Jeebus Burbano, who advised "Pro tip: Don't walk around in the altogether when they are painting your building." That might apply to people of Ms. Burbano's ilk; über-hot vixens who the guys she hired in front of Home Depot to do her handiwork will stretch out the gig for as long as possible to catch a glimpse of his employer strutting around like the Venus de Milo. For someone like me, it is essential that painters, contractors and handymen see me naked as often as possible to incentivize them to finish the job as fast as they can. If you have a painter who provides a quote stating that your home will take him two weeks to complete, I guarantee you that he'll be able to do it in less than half that time if he knows that every time he looks up, there's a 95% chance that he'll get a glimpse of my fat ass through the window. And if you add to that a bonus that I'll probably be doing naked yoga or abusing myself to Internet porn when he does, you can take another two days off the balance sheet. The only drawback is that I have to have everything painted puke green to blend in with the projectile vomiting that's sure to take place when they see me, but fortunately, that's my favorite color. Everybody wins.

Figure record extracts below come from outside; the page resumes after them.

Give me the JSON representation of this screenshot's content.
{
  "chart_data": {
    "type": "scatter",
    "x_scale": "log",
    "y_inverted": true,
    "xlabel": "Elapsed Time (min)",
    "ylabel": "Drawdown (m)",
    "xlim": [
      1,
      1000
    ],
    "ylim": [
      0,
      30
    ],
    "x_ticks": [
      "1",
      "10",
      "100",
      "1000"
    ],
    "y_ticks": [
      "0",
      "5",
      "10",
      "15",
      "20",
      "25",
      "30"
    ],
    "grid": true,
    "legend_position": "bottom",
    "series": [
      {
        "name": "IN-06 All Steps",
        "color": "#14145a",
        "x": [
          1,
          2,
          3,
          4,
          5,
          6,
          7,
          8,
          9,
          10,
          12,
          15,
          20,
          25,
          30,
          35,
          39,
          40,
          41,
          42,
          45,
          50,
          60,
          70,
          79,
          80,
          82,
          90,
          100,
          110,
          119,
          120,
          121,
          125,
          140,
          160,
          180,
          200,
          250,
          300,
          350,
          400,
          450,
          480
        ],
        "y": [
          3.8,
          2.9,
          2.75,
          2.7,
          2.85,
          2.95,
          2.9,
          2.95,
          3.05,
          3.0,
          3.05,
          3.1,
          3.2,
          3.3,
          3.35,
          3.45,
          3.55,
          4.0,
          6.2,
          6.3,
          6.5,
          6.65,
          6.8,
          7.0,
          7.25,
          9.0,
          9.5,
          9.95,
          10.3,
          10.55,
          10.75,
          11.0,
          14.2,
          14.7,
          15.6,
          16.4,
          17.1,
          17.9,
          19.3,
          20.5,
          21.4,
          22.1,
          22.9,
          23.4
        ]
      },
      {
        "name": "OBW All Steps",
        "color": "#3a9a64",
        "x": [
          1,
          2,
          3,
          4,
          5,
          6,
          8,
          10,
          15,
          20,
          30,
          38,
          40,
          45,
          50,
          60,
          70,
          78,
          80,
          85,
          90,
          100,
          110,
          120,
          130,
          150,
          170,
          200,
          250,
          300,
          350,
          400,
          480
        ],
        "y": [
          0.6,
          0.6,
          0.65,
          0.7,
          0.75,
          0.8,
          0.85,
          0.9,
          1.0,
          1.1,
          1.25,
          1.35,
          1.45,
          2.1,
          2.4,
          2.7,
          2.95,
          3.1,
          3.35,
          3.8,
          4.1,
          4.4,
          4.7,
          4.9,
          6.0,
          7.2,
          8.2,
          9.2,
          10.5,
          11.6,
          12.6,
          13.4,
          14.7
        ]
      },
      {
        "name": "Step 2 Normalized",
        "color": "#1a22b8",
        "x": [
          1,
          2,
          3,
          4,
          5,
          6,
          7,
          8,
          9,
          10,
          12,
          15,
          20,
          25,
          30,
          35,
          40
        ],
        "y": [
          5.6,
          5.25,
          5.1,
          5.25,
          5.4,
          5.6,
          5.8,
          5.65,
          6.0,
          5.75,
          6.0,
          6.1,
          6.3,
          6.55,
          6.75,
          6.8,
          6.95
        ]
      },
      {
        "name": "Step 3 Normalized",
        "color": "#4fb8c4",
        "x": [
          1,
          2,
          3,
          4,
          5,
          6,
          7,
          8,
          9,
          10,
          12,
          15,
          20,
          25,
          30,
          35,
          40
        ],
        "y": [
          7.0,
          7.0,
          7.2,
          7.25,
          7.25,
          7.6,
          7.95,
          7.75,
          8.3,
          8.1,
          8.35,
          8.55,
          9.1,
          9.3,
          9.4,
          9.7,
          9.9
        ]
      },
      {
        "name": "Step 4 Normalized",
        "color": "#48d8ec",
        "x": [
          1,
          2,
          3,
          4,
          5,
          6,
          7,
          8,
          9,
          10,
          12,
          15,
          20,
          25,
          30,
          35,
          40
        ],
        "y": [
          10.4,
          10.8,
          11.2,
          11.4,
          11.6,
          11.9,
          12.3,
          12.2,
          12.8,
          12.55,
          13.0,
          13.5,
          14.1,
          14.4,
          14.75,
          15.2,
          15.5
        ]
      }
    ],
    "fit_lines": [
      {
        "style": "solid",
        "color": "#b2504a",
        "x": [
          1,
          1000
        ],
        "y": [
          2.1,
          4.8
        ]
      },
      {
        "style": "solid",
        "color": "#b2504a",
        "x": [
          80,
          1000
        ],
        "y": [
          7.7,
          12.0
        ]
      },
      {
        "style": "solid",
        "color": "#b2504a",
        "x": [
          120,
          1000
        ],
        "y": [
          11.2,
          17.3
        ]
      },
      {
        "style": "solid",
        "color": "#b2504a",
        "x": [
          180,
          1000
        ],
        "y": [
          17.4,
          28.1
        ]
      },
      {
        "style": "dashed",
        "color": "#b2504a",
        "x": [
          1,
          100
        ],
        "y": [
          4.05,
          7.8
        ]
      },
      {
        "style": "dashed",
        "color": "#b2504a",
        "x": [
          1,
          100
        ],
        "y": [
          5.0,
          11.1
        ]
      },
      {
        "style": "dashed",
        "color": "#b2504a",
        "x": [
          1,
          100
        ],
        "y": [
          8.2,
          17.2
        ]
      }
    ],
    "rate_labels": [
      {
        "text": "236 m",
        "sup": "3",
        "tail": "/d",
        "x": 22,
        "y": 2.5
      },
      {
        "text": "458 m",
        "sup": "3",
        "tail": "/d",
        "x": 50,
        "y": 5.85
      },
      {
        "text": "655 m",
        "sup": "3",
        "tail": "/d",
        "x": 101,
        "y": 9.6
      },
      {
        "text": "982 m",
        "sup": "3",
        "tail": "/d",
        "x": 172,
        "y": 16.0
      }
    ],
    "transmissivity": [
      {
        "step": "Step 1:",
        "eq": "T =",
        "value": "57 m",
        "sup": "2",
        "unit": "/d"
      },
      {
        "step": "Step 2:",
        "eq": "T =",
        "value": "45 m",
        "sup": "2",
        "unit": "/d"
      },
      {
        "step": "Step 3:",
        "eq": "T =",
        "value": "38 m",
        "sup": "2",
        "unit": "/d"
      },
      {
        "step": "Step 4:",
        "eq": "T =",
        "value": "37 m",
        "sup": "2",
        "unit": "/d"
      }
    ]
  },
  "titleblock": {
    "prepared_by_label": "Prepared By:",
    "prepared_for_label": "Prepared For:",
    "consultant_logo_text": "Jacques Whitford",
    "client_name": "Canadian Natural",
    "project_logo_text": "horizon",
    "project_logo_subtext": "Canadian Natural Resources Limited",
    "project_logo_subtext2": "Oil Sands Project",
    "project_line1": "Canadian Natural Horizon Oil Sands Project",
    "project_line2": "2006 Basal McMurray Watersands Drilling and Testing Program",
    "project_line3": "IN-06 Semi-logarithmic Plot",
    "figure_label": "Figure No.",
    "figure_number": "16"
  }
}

My nemesis Misty LaRue, with whom I have been trying to offer an olive branch to soothe our embattled relationship by joining her in the online sensation Words with Friends. For those of you unfamiliar with this obsessive waste of time, it is the popular board game Scrabble played on a computer. I have a few pals that I go head to head with in the pastime but, as always, Ms. LaRue is set apart by the manner in which she plays the game. My other opponents strive to beat me by coming up with words that combine for the highest possible score. Ms. LaRue isn't interested in that, since she only lays out letters that spell out horrendous insults directed at me. She would rather play "ASS" for three points than rack up a triple-digit score with something like "COMPATRIOT" or "ARISTOCRATIC" because of the remote possibility that my seeing it might raise my self esteem for even a minute. But sometime, her strategy does work. She once beat me by playing "ASSPOTATO" on a triple word score.
Jonny Award-winner Jesse Merlin, who sent me an online article maintaining that there is a "high likelihood" of zombies in outer space. Astronomers Stephen Kane and Franck Zelziz have published a report that suggests that there are 2,500 zombie-infested planets within 326 light years of our solar system. This news doesn't concern me since all a zombie is is the body of a dead person given the semblance of life by a supernatural force. That means that if a nice guy drops dead and is then reanimated, there's nothing that says that he won't continue to be a nice guy (albeit with a newly developed dietary requirement for human brain). The only thing that concerns me is that when I'm in the presence of Mr. Merlin, I usually wish that I was dead. If earth was hit by an outer space zombie plague, I would be denied that relief because I would just be brought to life to be annoyed by him all over again. What's more, with Mr. Merlin as my only company there would be a shortage of brain for me to snack on, so he wins again.